Essentiellement d’air et d’eau.

Dans l’air, elle trouve le fameux CO²,dans l’eau elle trouve H²O. La chlorophylle des feuilles va capter l’énergie solaire pour la transformer en énergie chimique et faire la synthèse des COOH, les sucres, les amidons, la cellulose, etc., et rejeter de l’oxygène (le O en excèdent).

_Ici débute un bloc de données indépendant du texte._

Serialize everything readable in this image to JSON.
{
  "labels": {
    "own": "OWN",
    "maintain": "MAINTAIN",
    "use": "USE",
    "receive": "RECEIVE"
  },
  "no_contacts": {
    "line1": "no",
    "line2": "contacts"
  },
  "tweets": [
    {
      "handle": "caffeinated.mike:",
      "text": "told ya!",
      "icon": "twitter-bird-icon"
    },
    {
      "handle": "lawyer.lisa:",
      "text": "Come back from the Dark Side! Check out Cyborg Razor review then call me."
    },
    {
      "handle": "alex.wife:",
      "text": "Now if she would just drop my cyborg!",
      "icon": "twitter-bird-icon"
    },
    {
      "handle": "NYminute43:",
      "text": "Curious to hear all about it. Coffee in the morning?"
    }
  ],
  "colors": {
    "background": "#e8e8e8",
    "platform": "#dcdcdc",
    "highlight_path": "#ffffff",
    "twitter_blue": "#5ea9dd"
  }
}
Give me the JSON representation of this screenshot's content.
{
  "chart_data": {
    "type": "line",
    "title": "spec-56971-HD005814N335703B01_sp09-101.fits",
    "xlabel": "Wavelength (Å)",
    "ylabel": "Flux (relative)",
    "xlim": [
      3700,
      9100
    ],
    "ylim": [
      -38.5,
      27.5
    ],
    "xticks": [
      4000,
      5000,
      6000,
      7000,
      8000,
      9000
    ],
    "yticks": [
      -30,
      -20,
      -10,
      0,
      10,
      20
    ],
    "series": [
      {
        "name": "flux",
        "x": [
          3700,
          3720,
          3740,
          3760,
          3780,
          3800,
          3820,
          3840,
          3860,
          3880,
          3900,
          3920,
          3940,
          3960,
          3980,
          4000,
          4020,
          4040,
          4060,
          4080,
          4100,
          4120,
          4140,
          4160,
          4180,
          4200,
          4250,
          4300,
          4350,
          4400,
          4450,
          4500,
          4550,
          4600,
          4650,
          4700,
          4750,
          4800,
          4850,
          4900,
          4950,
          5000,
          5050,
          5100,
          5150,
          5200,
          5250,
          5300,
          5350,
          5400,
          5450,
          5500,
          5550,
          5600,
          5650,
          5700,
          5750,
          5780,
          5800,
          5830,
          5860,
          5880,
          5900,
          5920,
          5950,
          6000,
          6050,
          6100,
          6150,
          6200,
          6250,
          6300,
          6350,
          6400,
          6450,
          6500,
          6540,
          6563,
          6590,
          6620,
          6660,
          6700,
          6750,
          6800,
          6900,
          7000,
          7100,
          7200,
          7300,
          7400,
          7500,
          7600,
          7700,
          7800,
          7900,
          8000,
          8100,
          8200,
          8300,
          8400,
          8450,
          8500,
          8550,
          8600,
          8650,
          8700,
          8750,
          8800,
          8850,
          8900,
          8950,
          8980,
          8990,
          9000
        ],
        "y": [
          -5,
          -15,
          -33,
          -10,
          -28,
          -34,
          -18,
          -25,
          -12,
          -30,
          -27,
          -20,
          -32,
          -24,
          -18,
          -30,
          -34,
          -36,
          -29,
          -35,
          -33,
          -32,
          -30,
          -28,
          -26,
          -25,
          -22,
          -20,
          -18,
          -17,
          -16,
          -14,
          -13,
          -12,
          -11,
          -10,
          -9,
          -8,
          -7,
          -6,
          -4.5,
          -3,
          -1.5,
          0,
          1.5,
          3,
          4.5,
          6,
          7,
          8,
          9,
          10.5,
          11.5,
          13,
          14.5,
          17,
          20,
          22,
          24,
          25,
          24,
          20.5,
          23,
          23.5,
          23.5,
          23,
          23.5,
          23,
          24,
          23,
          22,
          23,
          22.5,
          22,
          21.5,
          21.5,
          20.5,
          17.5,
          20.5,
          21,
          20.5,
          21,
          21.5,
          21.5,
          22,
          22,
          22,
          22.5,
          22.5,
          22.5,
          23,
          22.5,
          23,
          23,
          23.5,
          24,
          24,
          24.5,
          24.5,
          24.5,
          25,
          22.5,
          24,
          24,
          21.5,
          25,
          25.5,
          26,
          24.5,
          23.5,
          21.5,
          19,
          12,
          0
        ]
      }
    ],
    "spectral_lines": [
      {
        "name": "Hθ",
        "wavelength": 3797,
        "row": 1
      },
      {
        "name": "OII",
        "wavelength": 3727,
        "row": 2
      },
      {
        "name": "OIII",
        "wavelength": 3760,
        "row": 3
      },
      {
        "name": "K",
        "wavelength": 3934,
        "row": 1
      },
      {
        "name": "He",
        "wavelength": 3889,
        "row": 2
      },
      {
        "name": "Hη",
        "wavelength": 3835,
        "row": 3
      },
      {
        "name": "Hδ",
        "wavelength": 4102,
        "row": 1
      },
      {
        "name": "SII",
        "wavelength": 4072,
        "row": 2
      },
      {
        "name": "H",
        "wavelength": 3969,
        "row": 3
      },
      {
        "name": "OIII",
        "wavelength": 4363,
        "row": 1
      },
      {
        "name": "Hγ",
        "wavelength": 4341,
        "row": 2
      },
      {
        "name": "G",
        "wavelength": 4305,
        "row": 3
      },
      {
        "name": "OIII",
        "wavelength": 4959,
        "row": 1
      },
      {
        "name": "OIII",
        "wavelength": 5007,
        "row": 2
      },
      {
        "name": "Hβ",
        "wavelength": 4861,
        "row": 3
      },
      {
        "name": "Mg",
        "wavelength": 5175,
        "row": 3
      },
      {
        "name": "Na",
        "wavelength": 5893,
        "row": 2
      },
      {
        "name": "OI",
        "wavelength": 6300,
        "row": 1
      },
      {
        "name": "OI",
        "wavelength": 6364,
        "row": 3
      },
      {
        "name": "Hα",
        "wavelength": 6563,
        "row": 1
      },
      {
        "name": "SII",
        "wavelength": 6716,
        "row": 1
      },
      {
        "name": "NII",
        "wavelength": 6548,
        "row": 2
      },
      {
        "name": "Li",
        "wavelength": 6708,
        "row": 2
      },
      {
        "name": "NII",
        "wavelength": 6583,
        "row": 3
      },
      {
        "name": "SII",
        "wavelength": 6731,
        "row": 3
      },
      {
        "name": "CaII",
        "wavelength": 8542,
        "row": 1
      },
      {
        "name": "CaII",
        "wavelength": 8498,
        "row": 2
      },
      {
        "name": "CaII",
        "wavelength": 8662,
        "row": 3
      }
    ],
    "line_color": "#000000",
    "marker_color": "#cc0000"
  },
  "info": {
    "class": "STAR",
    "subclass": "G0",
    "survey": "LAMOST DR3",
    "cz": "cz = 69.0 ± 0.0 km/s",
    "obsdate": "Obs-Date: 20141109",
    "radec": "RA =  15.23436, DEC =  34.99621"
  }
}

Notons au passage que tous ces éléments sont gratuits.

Le sol servirait donc uniquement comme lieu d’ancrage ? Que non, c’est un lieu où la plante va trouver des éléments complémentaires, des catalyseurs, agissant donc en très faibles quantités.

Énumérons les par ordre d’importance décroissante.

L’azote (N), élément constitutif des jeunes pousses et de certaines graines. Il est capté directement (et gratuitement) dans l’air, par les racines des plantes de la famille des « légumineuses ».

L’acide phosphorique (P2O5) : Il favorise la floraison et donc la fructification.

La potasse (K20) favorise la formation des sucres dans les fruits (et de l’amidon).

Le Calcium (Ca) indispensable pour la rigidité des tiges des plantes.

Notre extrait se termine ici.